Moderate, pragmatic, and relatively progressive ideas were starting to take hold. Plans were on the way to improve the Alberta School Act and mass transit was taking precedence over freeways.
But now polls are suggesting that Danielle Smith and the Wildrose Party are on track to a majority government. Of course, polls can be wrong, and things can still turn around for Redford (or for that matter for Brian Mason or Raj Sherman), but we’re sitting in dangerous territory.
Much ink is starting to spill on Smith’s dangerous flirtations with so-called conscience rights whereby marriage commissioners and physicians would be free to discriminate against gays, lesbians, interracial couples, and women. Dave Cournoyer took a closer look at some of the candidates carrying the Wildrose flag, showing that a Wildrose government could very easily put homophobes, Christian extremists, and bigots into cabinet.

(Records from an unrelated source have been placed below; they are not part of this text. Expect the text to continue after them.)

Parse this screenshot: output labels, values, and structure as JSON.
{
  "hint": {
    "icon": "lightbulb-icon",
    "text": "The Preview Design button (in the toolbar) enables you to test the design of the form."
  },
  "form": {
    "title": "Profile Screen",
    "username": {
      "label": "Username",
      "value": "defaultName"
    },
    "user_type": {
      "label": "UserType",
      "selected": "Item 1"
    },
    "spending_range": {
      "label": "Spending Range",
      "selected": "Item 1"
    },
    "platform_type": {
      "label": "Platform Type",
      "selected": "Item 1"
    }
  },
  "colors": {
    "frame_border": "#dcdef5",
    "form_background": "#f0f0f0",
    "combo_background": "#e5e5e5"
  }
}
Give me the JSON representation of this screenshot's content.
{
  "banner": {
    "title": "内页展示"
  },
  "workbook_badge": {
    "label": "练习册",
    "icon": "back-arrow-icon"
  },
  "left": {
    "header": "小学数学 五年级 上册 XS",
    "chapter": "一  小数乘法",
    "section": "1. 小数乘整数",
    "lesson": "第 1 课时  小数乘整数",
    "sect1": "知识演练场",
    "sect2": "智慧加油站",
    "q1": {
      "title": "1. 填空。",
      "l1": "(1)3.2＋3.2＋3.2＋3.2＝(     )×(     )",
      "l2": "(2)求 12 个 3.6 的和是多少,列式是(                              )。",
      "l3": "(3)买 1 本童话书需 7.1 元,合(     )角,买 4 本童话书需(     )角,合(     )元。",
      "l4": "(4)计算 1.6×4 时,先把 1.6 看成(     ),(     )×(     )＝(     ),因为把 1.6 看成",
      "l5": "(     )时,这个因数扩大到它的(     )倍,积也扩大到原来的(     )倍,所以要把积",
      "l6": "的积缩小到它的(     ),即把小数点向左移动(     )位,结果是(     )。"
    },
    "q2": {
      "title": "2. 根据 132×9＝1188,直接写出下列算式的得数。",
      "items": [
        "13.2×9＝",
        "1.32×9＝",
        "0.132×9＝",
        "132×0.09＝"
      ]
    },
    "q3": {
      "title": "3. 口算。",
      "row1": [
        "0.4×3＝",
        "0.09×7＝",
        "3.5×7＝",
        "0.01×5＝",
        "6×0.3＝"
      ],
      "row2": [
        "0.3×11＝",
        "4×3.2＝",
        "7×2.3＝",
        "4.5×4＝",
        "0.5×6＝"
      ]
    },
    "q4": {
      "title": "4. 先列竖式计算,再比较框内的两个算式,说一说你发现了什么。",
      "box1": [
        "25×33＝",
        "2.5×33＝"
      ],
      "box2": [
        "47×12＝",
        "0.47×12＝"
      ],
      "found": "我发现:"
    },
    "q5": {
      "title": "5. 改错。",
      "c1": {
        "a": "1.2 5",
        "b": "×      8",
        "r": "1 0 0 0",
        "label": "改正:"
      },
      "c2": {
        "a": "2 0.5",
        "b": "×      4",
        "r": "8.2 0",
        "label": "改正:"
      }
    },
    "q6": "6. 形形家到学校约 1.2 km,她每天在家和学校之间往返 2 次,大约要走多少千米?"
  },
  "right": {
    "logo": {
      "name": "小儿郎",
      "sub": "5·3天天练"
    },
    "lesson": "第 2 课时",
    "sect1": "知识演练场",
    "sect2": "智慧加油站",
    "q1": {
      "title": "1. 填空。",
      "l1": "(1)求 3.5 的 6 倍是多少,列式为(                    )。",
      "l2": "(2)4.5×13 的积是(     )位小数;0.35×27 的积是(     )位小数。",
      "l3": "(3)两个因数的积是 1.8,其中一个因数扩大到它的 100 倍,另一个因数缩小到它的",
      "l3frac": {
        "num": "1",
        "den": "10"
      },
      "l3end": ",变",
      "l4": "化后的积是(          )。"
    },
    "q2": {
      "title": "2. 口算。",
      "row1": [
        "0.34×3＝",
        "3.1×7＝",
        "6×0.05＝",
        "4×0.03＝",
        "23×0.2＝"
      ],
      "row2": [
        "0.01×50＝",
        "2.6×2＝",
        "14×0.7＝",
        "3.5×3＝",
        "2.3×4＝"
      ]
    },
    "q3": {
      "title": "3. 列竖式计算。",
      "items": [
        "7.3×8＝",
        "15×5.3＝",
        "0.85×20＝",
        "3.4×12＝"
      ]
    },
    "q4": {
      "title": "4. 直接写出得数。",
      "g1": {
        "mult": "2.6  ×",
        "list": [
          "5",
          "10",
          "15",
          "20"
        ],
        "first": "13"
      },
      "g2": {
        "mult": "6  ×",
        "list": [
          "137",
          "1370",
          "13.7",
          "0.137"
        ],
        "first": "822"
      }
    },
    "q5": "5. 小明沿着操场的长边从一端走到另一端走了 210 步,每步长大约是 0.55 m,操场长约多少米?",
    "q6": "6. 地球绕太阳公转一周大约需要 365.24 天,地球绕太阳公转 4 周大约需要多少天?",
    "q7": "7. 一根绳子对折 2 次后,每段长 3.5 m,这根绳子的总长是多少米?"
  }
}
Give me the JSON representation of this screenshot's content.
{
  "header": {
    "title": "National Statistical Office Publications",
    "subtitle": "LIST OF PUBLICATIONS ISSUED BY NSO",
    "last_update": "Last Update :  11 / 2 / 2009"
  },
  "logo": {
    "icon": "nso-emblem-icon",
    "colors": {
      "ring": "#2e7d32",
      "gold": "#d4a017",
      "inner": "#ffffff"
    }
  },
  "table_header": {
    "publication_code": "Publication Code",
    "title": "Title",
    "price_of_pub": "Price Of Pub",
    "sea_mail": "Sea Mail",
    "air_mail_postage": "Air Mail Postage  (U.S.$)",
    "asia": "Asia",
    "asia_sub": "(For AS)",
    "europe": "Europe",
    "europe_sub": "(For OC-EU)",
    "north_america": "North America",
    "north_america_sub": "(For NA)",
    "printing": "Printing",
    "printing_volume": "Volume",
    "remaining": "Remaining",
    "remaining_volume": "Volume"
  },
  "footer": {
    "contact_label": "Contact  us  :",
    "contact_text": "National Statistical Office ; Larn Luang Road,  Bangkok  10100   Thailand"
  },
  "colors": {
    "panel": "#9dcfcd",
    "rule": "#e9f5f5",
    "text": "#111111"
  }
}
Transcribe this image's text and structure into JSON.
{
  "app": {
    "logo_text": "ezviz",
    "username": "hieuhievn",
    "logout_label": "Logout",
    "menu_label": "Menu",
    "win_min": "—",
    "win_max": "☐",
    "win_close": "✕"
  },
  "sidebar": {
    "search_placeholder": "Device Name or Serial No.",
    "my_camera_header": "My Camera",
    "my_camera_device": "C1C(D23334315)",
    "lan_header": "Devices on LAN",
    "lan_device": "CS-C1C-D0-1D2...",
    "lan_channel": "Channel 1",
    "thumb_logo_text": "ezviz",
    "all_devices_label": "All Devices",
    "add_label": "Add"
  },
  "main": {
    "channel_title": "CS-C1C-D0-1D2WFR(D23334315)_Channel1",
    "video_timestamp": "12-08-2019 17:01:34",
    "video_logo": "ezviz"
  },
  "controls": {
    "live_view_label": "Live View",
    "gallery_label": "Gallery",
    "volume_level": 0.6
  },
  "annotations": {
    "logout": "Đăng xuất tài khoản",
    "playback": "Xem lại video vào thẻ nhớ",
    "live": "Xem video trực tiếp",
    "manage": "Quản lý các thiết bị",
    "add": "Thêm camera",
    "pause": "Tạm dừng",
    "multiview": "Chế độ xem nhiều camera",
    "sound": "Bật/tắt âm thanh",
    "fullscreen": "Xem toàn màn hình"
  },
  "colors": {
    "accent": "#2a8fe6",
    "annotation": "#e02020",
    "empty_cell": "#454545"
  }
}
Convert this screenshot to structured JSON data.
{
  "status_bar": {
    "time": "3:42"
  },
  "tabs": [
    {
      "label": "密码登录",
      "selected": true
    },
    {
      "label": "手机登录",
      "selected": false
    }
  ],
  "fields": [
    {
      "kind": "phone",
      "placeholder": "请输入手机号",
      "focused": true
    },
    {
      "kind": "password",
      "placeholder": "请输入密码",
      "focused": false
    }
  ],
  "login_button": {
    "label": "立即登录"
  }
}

I think the key to understanding Albertan politics is that it’s not so much about left or right, conservative or liberal, but about pure populist tribalism.
In over 100 years, the province has been represented by 4 different governments. The leaders change, but the governments are routinely re-elected, so long as they maintain the air of competence (actual competence is not required).
When government change occurs, it seems a bit like dominos falling. Once a certain threshold of legitimacy is crossed by the opposition – or perhaps illegitimacy by the current government – voters move en masse to the new choice.
This is why the federal Conservatives win with more than 60% of the vote in many Alberta ridings and arguably even how Linda Duncan increased her share of the vote in 2011. It also explains the quick rise of Naheed Nenshi, the rising support of Stephen Mandel, and the lasting strength of other mayors like Dave Bronconnier and Al Duerr.
It’s this key that also worries me most. With the Wildrose is seen as the alternative and the PCs looking like corrupt crooks, it could very well shift even more. Hence, my bets (and fears) for the final result are Wildrose – 50%, PCs – 19%, Liberals & NDP – 11% each, Alberta Party/EverGreens – 4% each, others – 1%.